Sisimiut
Holsteinsborg | |
---|---|
Coordinates: 66°56′20″N 53°40′20″W / 66.93889°N 53.67222°W | |
Sovereign state | Kingdom of Denmark |
Constituent country | Greenland |
Municipality | Qeqqata |
First settled | 2500 BCE |
Founded | 1764 |
Government | |
• Mayor | Malik Berthelsen (Siumut) |
Population (2020)[3] | |
• Total | 5,582 |
• Rank | 2nd in Greenland |
Time zone | UTC−02:00 (Western Greenland Time) |
• Summer (DST) | UTC−01:00 (Western Greenland Summer Time) |
Postal code | |
Website | qeqqata.gl |
Sisimiut (Greenlandic: [sisimiut]), formerly known as Holsteinsborg, is the capital and largest city of the Qeqqata municipality, the second-largest city in Greenland, and the largest Arctic city in North America.[Note 1] It is located in central-western Greenland, on the coast of Davis Strait, approximately 320 km (200 mi) north of Nuuk.
Sisimiut literally means "the residents at the foxholes" (Danish: Beboerne ved rævehulerne).[4] The site has been inhabited for the last 4,500 years, first by peoples of the Saqqaq culture, then Dorset culture, and then the Thule people, whose Inuit descendants form the majority of the current population. Artifacts from the early settlement era can be found throughout the region, favored in the past for its plentiful fauna, particularly the marine mammals providing subsistence for the early hunting societies. The population of modern Greenlanders in Sisimiut is a mix of the Inuit and Danish peoples, who first settled in the area in the 1720s, under the leadership of the Danish missionary, Hans Egede.

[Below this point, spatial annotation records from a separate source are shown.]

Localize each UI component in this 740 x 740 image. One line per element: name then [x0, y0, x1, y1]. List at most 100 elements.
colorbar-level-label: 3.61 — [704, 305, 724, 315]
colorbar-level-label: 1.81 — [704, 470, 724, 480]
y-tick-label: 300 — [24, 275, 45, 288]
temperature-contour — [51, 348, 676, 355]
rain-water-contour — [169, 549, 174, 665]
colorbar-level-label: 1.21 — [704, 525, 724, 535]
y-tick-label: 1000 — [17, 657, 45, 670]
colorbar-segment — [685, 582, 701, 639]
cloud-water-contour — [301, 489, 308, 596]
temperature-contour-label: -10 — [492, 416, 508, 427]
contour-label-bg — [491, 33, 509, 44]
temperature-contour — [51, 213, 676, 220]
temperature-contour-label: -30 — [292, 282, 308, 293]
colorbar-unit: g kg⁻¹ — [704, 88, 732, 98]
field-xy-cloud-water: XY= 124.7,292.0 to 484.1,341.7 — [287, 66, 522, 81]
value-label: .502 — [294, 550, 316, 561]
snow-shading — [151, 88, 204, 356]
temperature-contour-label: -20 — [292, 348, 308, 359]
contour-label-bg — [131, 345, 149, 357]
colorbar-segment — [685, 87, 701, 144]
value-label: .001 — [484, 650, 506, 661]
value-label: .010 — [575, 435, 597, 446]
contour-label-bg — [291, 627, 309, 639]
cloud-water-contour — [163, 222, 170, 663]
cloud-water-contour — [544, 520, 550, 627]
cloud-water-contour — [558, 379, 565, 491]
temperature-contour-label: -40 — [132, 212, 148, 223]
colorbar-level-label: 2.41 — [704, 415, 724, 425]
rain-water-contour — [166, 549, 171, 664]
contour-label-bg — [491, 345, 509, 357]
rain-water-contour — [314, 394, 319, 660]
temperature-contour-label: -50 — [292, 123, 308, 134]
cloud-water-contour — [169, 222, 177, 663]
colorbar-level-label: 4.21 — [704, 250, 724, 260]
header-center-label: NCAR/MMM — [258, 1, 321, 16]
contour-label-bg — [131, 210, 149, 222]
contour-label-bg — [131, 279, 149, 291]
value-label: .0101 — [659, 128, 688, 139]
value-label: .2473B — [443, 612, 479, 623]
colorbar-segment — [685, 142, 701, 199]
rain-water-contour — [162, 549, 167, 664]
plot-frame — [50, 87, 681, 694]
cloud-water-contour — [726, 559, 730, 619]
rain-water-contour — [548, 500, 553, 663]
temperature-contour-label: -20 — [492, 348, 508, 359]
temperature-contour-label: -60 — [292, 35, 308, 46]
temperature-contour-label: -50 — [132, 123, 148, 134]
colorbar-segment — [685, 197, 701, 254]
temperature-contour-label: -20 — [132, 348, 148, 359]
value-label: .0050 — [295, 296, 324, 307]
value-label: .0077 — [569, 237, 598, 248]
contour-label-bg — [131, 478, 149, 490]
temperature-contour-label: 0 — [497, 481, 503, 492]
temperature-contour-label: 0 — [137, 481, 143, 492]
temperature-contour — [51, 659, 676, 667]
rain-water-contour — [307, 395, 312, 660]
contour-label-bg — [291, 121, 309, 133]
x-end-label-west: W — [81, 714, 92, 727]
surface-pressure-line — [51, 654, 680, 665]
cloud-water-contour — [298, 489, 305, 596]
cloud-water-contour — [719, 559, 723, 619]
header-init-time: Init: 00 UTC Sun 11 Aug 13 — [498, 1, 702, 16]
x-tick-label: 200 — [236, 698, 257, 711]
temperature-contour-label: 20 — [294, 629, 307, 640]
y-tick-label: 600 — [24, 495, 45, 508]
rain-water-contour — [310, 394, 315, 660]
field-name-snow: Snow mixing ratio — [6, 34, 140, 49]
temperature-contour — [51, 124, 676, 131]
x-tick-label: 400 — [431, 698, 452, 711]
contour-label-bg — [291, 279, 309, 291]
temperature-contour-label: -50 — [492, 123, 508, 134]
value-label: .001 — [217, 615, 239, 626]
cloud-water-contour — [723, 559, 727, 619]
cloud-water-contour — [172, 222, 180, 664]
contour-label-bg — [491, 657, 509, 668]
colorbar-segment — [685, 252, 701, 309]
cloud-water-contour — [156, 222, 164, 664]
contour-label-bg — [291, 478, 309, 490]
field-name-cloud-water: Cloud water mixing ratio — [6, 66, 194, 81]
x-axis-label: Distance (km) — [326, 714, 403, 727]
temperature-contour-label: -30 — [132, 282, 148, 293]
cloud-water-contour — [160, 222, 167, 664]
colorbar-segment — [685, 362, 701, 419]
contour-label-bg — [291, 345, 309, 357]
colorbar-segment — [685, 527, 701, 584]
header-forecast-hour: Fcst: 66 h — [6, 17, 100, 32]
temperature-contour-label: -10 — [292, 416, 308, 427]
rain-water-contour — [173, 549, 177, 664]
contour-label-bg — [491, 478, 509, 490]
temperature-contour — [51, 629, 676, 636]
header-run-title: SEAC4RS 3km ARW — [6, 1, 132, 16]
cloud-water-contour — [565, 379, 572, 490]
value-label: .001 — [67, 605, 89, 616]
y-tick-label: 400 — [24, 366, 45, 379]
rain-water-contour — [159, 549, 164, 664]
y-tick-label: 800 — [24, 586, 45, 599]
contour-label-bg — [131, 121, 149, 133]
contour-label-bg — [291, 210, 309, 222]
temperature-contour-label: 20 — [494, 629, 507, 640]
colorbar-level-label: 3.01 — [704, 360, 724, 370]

Today, Sisimiut is the largest business centre north of the national capital of Nuuk and is one of the fastest growing cities in Greenland. Fishing is the principal industry in Sisimiut, although the town has a growing industrial base. KNI and its subsidiary Pilersuisoq, a state-owned chain of all-purpose general stores in Greenland, have their base in Sisimiut. Architecturally, Sisimiut is a mix of traditional, single-family houses, and communal housing, with apartment blocks raised in the 1960s during a period of town expansion in Greenland. Sisimiut is still expanding, with the area north of the port, on the shore of the small Kangerluarsunnguaq Bay reserved for a modern suburb-style housing slated for construction in the 2010s. Several professional and general schools are based in Sisimiut, providing education to the inhabitants of the city and to those from smaller settlements in the region. The new Taseralik Culture Centre is the second cultural centre to be established in Greenland, after Katuaq in Nuuk.
The city has its own bus line, and is the northernmost year-round ice-free port in the country, a shipping base for western and northwestern Greenland. Supply ships head from the commercial port towards smaller settlements in more remote regions of Uummannaq Fjord, Upernavik Archipelago, and as far as Qaanaaq in northern Greenland. Sisimiut Airport, the town airport is served by Air Greenland, providing connections to other towns on the western coast of Greenland, and through Kangerlussuaq Airport, to Europe.